The 50 Best Songs of 1957

by Seth Colter Walls  |  March 13, 2014

Welcome to The 50, a Rhapsody scheme in which we attempt to compile the biggest, best, most historically remarkable songs of every year. Our list of 50 tracks -- presented here in no particular order, ideally flowing like a time-traveling DJ set -- has been argued over and (grudgingly) agreed upon by our full editorial staff. Please enjoy.

Goodness, gracious -- what a year! Not only was this the time of Jerry Lee Lewis' anthem "Great Balls of Fire," it was also a powerful year in just about any genre you might care to name. In jazz, you had Charles Mingus' "Haitian Fight Song"; in classical, there was the first-ever recording of Charles Ives' strikingly modernist Sonata for Violin and Piano No. 1; and then, of course, there was the power of rock in its surging early decade. Between Muddy Waters' "Got My Mojo Working" and Elvis' "All Shook Up," there's enough sterling music in our attached mix to make you squeal with delight, like Little Richard did, in "Lucille."

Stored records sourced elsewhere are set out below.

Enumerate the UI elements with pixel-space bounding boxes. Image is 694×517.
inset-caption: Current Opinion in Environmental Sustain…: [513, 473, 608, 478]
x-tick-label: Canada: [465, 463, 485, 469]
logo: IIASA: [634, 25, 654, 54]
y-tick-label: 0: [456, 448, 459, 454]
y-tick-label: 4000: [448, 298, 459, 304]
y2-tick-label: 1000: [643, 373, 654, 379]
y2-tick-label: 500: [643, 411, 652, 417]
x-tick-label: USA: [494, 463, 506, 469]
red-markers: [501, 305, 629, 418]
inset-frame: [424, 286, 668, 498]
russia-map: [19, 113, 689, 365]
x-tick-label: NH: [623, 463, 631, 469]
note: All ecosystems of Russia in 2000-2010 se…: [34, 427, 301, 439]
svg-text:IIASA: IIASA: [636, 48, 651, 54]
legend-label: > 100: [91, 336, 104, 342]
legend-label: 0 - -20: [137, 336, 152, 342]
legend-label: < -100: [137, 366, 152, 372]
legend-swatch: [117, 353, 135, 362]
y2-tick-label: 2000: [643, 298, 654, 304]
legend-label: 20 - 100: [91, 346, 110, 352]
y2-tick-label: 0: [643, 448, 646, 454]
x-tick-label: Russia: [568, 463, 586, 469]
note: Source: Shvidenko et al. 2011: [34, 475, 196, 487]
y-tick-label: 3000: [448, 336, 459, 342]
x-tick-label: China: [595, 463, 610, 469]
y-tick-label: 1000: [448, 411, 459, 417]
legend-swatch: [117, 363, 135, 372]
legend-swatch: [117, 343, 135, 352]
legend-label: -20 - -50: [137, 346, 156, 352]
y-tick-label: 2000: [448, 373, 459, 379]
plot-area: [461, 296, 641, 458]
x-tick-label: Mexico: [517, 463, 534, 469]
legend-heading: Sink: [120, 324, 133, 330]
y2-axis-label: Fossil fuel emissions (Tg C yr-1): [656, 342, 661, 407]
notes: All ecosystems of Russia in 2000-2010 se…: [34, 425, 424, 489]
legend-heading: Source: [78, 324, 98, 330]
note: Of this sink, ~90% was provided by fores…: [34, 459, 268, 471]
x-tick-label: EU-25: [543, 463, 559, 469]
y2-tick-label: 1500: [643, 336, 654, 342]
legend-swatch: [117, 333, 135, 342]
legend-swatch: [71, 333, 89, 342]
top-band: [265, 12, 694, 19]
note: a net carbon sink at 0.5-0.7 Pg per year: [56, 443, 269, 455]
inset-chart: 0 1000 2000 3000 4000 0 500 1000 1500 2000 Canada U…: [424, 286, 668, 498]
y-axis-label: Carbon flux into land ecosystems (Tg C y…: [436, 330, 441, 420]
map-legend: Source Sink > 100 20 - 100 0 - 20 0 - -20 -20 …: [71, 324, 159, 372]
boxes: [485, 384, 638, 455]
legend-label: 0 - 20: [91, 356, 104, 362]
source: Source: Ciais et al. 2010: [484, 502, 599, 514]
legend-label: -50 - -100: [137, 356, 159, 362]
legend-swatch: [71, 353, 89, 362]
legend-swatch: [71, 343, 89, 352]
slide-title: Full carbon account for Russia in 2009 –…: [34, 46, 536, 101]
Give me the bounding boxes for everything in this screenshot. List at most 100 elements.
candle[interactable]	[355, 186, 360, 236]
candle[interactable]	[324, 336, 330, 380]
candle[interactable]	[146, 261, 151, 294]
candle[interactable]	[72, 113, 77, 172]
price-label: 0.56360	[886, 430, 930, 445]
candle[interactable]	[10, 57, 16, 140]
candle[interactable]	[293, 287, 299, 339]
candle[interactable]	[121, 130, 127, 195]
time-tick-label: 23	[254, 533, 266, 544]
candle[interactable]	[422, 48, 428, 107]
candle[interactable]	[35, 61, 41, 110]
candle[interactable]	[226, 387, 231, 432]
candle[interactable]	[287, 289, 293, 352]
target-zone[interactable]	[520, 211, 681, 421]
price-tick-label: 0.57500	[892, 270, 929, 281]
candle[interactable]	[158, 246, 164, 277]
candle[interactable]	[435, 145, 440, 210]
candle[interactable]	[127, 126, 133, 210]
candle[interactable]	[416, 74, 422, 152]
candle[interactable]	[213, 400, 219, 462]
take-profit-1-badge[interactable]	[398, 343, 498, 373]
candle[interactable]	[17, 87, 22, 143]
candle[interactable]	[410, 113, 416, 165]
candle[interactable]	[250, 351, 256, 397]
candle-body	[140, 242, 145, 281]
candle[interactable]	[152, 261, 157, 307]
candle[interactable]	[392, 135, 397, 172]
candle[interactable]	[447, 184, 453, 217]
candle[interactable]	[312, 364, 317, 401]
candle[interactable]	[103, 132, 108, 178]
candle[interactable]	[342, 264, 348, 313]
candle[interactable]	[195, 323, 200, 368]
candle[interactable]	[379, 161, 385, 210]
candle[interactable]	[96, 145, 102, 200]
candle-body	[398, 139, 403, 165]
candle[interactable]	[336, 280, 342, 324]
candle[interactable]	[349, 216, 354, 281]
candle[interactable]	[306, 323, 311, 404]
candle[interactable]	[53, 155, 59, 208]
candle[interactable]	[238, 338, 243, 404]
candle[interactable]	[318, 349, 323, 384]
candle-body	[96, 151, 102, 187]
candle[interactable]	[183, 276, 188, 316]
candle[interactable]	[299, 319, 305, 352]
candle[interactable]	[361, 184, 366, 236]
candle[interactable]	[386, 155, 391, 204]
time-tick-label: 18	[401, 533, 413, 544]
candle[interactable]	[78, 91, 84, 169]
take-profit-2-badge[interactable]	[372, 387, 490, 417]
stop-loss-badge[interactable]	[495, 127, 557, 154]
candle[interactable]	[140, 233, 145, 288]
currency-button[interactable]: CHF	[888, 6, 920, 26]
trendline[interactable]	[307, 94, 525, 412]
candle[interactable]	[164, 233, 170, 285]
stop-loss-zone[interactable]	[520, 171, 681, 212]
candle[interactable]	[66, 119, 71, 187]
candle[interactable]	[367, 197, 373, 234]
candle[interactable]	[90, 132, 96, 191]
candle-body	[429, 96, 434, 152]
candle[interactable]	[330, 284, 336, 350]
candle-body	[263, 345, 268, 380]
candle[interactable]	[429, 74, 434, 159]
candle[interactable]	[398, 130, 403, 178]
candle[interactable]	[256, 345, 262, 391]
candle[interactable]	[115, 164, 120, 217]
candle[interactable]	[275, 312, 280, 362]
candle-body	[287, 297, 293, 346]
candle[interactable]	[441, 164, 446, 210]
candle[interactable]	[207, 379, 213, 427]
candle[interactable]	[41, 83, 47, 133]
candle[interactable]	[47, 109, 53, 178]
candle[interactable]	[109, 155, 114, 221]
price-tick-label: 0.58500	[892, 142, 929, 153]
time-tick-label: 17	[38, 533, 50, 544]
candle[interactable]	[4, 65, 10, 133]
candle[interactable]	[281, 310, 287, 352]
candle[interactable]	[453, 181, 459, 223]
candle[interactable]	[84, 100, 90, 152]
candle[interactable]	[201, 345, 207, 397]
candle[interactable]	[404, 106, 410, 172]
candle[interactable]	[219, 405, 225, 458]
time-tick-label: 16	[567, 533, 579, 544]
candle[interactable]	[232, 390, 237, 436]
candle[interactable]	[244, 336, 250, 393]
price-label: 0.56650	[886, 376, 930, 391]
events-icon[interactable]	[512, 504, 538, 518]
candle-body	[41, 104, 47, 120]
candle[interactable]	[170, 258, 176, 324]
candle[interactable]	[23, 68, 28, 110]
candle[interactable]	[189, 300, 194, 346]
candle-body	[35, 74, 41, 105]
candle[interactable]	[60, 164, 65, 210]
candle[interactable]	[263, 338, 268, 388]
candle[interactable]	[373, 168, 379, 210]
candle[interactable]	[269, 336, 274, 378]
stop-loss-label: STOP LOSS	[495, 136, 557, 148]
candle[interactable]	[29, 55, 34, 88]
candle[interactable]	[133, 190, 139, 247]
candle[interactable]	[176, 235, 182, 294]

Click play and you'll hear from the year's chart-toppers and history-makers: Chuck Berry, Duke Ellington, Wanda Jackson, George Jones and Sonny Rollins (who wrote the key tunes on Miles Davis' LP Bags' Groove, in addition to blowing the roof off during his A Night at the Village Vanguard sessions). Add in a little doo-wop, soft pop and some swinging vocals -- including those of Frank Sinatra, Tony Bennett and Ella Fitzgerald -- and we've got the best of 1957 right here. Enjoy!